Drosophila ribosomal particle positions were determined in 4× binned tomograms by template matching in STOPGAP using a down-sampled reference from a previously determined structure of the D. melanogaster ribosome (EMD-5591). In total, 20,284 ribosomal particles from eight tomograms were picked. Particles were extracted with a box size of 64 px, at a pixel size of 7.04 Å. Subsequent subtomogram alignment and averaging was performed in STOPGAP (Wan et al., 2020). The resolution was calculated via Fourier shell cross-correlation of half-maps to be 24.0 Å (0.5 FSC) and 20.8 Å (0.143 FSC) (Figure 6).

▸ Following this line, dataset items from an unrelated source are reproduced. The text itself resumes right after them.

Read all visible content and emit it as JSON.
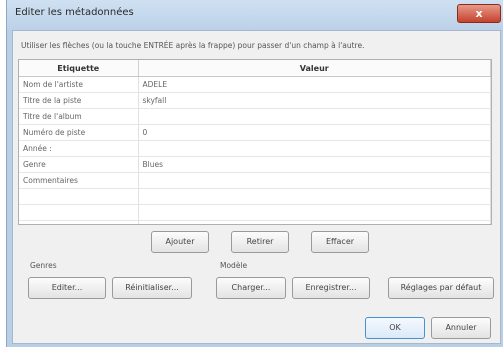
{
  "window": {
    "title": "Editer les métadonnées",
    "close_label": "x"
  },
  "instruction": "Utiliser les flèches (ou la touche ENTRÉE après la frappe) pour passer d'un champ à l'autre.",
  "table": {
    "headers": [
      "Etiquette",
      "Valeur"
    ],
    "rows": [
      [
        "Nom de l'artiste",
        "ADELE"
      ],
      [
        "Titre de la piste",
        "skyfall"
      ],
      [
        "Titre de l'album",
        ""
      ],
      [
        "Numéro de piste",
        "0"
      ],
      [
        "Année :",
        ""
      ],
      [
        "Genre",
        "Blues"
      ],
      [
        "Commentaires",
        ""
      ],
      [
        "",
        ""
      ],
      [
        "",
        ""
      ],
      [
        "",
        ""
      ]
    ]
  },
  "row_buttons": {
    "add": "Ajouter",
    "remove": "Retirer",
    "clear": "Effacer"
  },
  "genres": {
    "label": "Genres",
    "edit": "Editer...",
    "reset": "Réinitialiser..."
  },
  "model": {
    "label": "Modèle",
    "load": "Charger...",
    "save": "Enregistrer...",
    "defaults": "Réglages par défaut"
  },
  "dialog_buttons": {
    "ok": "OK",
    "cancel": "Annuler"
  }
}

Subtomogram averages were visualized with the UCSF ChimeraX package (Pettersen et al., 2021).

Python packages

Implementations were done in Python3. Packages used in this work were numpy (Harris et al., 2020), scipy (Virtanen et al., 2020), scikit-image (van der Walt et al., 2014), open-cv (Bradski, 2000), tiffile (Gohlke, 2021), psutil (Rodola, 2020), (PyQt5, 2021), pickle (Van Rossum, 2020), and matplotlib (Price-Whelan et al., 2018).